The Merchant Decides
Yet Norell says it ultimately is up to the merchant to decide how much it wants to spend and how much effort should go into the PCI-compliance process. "All I can do is inform the merchant," he says. "What the merchant does with that material, whether he wants to believe it or not, that's his business."
The merchant needs to learn from the ISO the technical requirements of the compliance process as well as what its liability is for noncompliance, says Ayman Rida, president of Farmington Hills, Mich.-based ISO Netco Merchant Processing. "We have to explain to them the security reasons behind PCI and that they can be driven out of business by the fines," he says.
Pettiti says ISOs and acquiring banks can look at the security needs of a merchant from two perspectives. One is to reach PCI compliance. The other is to look at additional security technologies that are not necessarily part of the PCI process but nonetheless can further indemnify a merchant from having its payment system breached.
Third-party vendors offer such technologies. An ISO would find it difficult to provide such security programs on its own, since they usually go beyond the range of expertise of even the most sophisticated ISOs.

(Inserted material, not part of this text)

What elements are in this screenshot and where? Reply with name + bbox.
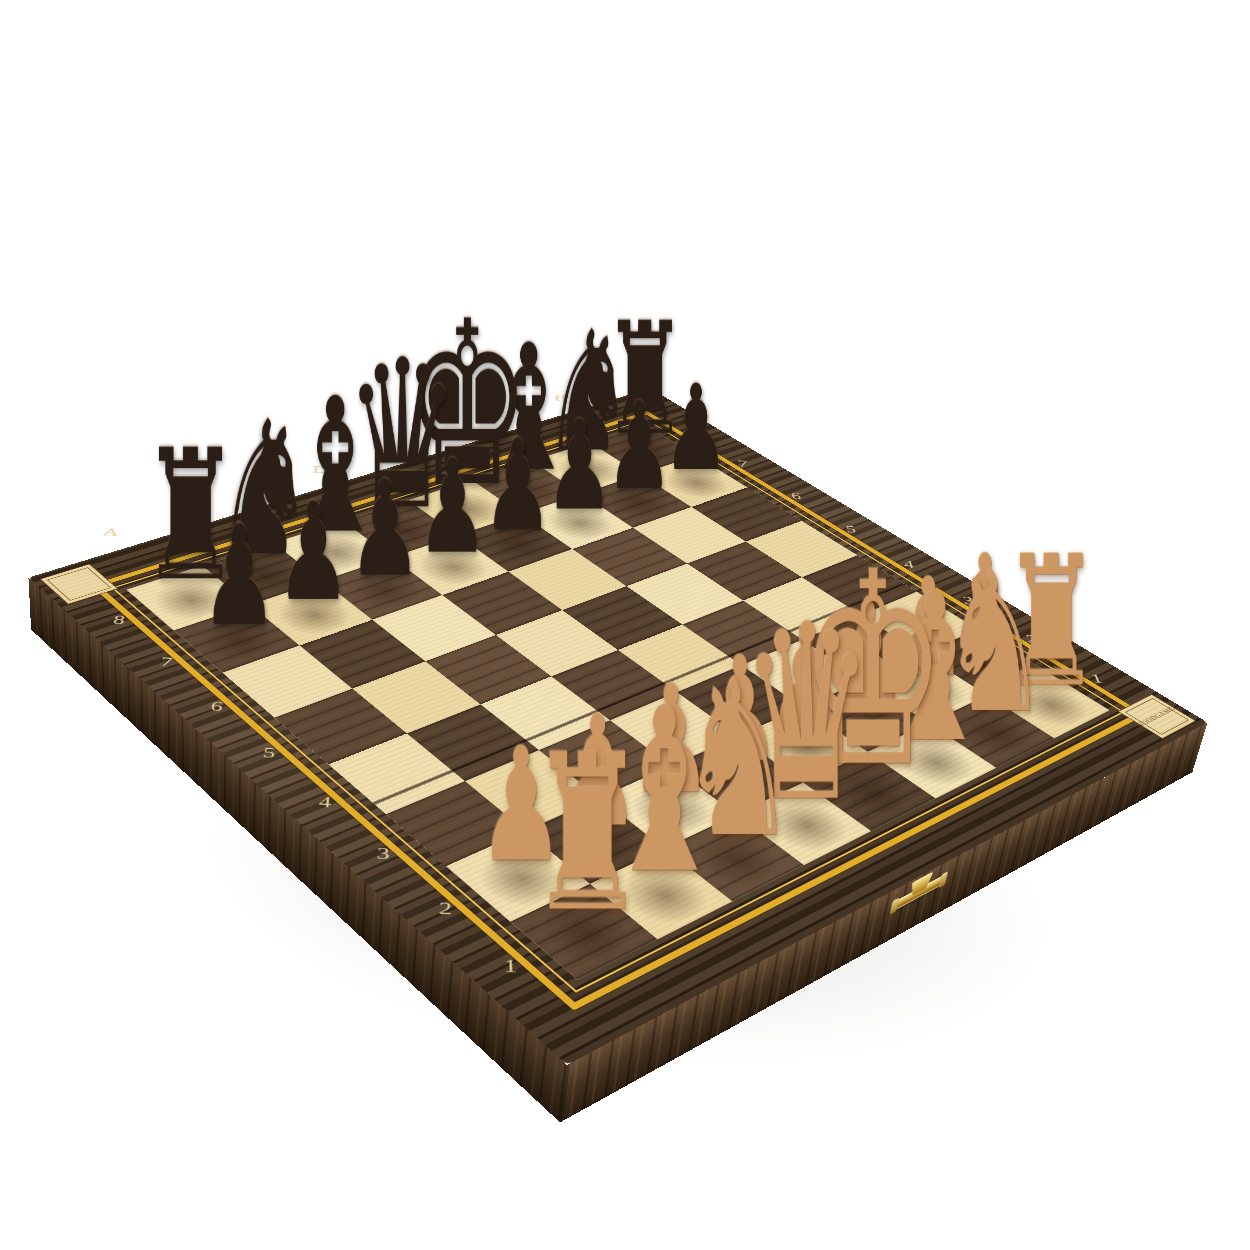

Additional security technology and protection systems also can help merchants remain compliant with PCI requirements, diminishing the potential for them to move to another ISO or processor. "That adds some stickiness to the merchant/ISO relationship," suggests Pettiti. "And it mitigates the situation where that merchant will move, so it cuts back the attrition rate in the ISO's portfolio."
While many ISOs charge merchants a fee for helping them gain PCI compliance, not all do. Rida is more interested in building trust and long-term relationships with Netco's merchant clients than he is in making a buck off of security assistance.
"We educate our salespeople to use PCI compliance as a sales tool," he says. "I don't charge the merchant anything. We help them get educated on the security issues."
It is up to each ISO to evaluate how security can best be used to enhance the value of its business, whether through building long-term relationships or
creating a new revenue stream. Either way, the trend toward tighter security of card-payment systems can be parlayed by an ISO into a means to strengthen its enterprise.